Are Ivy League schools worth the price?
Are Ivy League and other "name brand" schools worth the high sticker price?
I would broaden the question to all of America’s well-endowed and highly selective colleges. That goes well beyond Princeton and Harvard of the Ivy League, and includes Stanford, Duke, and Swarthmore, which are not part of that sports conference known as the Ivy League!
At the most basic level, the answer is an obvious yes. The demand for places at these institutions tells us about "revealed preference," as economists like to say. Many of these "highly rejective" schools take only one in twenty-five applicants, and the yield on the acceptances is quite high. Very few students turn an acceptance to Stanford down, unless they have another acceptance from Princeton that they prefer. As an example, the yield at Harvard is above 80%, which means that for every 100 acceptances Harvard issues, over 80 actually matriculate at the university. In my own state, the yield at the University of Virginia is only 40%.
If you are asking about "return on investment," that is a more difficult question. Most of the ROI studies are fairly bogus because they do not begin at the individual level. They look at the average financial return to students as a group, but their calculations often consider only financial aid recipients and only use data from a few years in the workforce. They do a mechanical calculation to see if the average tuition payments are justified by the very short earnings stream that they can measure. This is crude. Students pay wildly different prices to attend many schools, and this is especially true of the elites, where low-income students go for free and high-income students pay the full list price. So, for low-income students, the ROI is usually a wild underestimate of the economic payoff. ROI studies also tend to ignore the way returns build after 10 to 20 years in the labor force, which biases against liberal arts majors, whose income often has a steeper upward trajectory long after the ROI studies have stopped measuring.
There are some very good "causal" studies, and they come to contrasting conclusions. Stacey Dale's and Alan Krueger's work from 2002 finds that there is a big payoff for "elite" colleges for low-income and first-generation students, but not for wealthier students. Caroline Hoxby (2009) and Massimo Anelli (2022) come to a very different conclusion. Attendance at elite institutions pays off well for graduates.
The whole "return on investment" approach is flawed in that it only asks a narrow question about financial payoff. There is more to education than making a bigger lifetime salary. Many graduates positively choose lower income pathways because that is their calling. I would not call that a failure. And the key to earning a good return on investment is to graduate. Schools with more resources tend to have very high graduation rates for all students, even those who are low income and Pell recipients.
What type of universities do you think provide the best return on investment?

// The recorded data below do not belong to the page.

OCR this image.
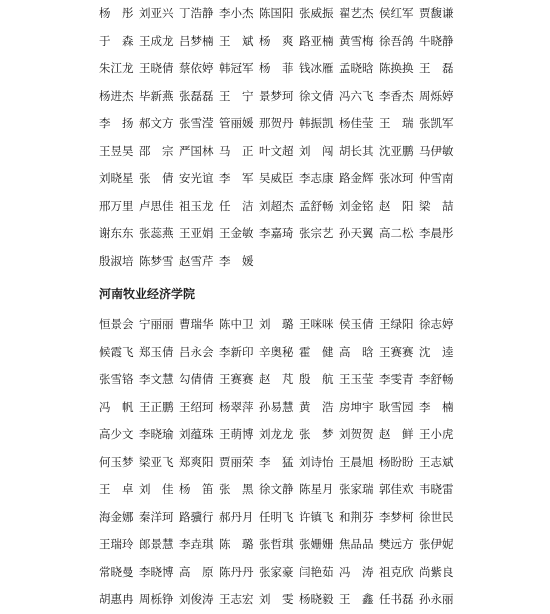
杨　彤 刘亚兴 丁浩静 李小杰 陈国阳 张威振 翟艺杰 侯红军 贾馥谦
于　森 王成龙 吕梦楠 王　斌 杨　爽 路亚楠 黄雪梅 徐吾鸽 牛晓静
朱江龙 王晓倩 蔡依婷 韩冠军 杨　菲 钱冰雁 孟晓晗 陈换换 王　磊
杨进杰 毕新燕 张磊磊 王　宁 景梦珂 徐文倩 冯六飞 李香杰 周烁婷
李　扬 郝文方 张雪滢 管丽媛 那贺丹 韩振凯 杨佳莹 王　瑞 张凯军
王昱昊 邵　宗 严国林 马　正 叶文超 刘　闯 胡长其 沈亚鹏 马伊敏
刘晓星 张　倩 安光谊 李　军 吴威臣 李志康 路金辉 张冰珂 仲雪南
邢万里 卢思佳 祖玉龙 任　洁 刘超杰 孟舒畅 刘金铭 赵　阳 梁　喆
谢东东 张蕊燕 王亚娟 王金敏 李嘉琦 张宗艺 孙天翼 高二松 李晨彤
殷淑培 陈梦雪 赵雪芹 李　媛
河南牧业经济学院
恒景会 宁丽丽 曹瑞华 陈中卫 刘　璐 王咪咪 侯玉倩 王绿阳 徐志婷
候霞飞 郑玉倩 吕永会 李新印 辛奥秘 霍　健 高　晗 王赛赛 沈　逵
张雪铬 李文慧 勾倩倩 王赛赛 赵　芃 殷　航 王玉莹 李雯青 李舒畅
冯　帆 王正鹏 王绍珂 杨翠萍 孙易慧 黄　浩 房坤宇 耿雪园 李　楠
高少文 李晓瑜 刘蕴珠 王萌博 刘龙龙 张　梦 刘贺贺 赵　鲜 王小虎
何玉梦 梁亚飞 郑爽阳 贾丽荣 李　猛 刘诗怡 王晨旭 杨盼盼 王志斌
王　卓 刘　佳 杨　笛 张　黑 徐文静 陈星月 张家瑞 郭佳欢 韦晓雷
海金娜 秦洋珂 路骥行 郝丹月 任明飞 许镇飞 和荆芬 李梦柯 徐世民
王瑞玲 郎景慧 李垚琪 陈　璐 张哲琪 张姗姗 焦品品 樊远方 张伊妮
常晓曼 李晓博 高　原 陈丹丹 张家豪 闫艳茹 冯　涛 祖克欣 尚紫良
胡惠冉 周栎铮 刘俊涛 王志宏 刘　雯 杨晓毅 王　鑫 任书磊 孙永丽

It is fashionable today to note that many "elite" schools do not have a high "social mobility" score. That is because these schools do not take a high proportion of their students from low-income backgrounds. But they do very well with the low-income students that they do take. My answer is that the schools that have lots of resources to spend on students tend to produce the highest returns. That is because these schools graduate the bulk of the students they enroll, and they provide the best skills and networks that pay off throughout a graduate’s career.
Should college be tuition-free? How else can we work to make college more affordable?
No one is talking about free college for all post-secondary education, only about free public college. "Free public college" does have some plusses. It is a very simple message. Bad information is one of the big problems that reduces access to higher education for low income and first-generation students. People simply do not know the price they will have to pay until after they have gone through a months-long process of painful applications and forms. The message "public colleges are tuition free" allows people to make plans when their children are young enough (middle school) to effectively prepare. But the federal government has few levers to make this happen. Public higher education is financed primarily by states, and some states are very generous in their appropriations (Wyoming) and others are miserly (Vermont). This means any federalization of financing would create big state winners and big state losers, since the federal government will not allow its money to replace state contributions. I have had my say on this subject here.
What tips do you have for a student looking to graduate with minimal debt and great job prospects?
Go to the best school you can get into. Low-income students often attend local colleges that charge them more than better schools that their high school performance (grades, scores) would qualify them to attend. These better schools have more resources for financial aid, so the net price is actually lower than at the seemingly cheaper regional schools many choose to attend.
I would avoid most of the nation’s for-profit schools. These schools charge more and pile students with a large debt burden. The return from attending for-profit events is often very low or negative.
Given that the top 25 universities hold about 52% of all endowment wealth, should the government consider taxing endowments of the wealthiest universities?
The idea of taxing endowments makes for a great political soundbite, but does not do much for America’s students. Only about 100 schools have high endowments per student, and most of them are using these endowments to make education free for low-income students. Princeton, for instance, just announced that attendance will be free for all students from families making less than $100,000. Even families making up to $300,000 will receive some grant aid.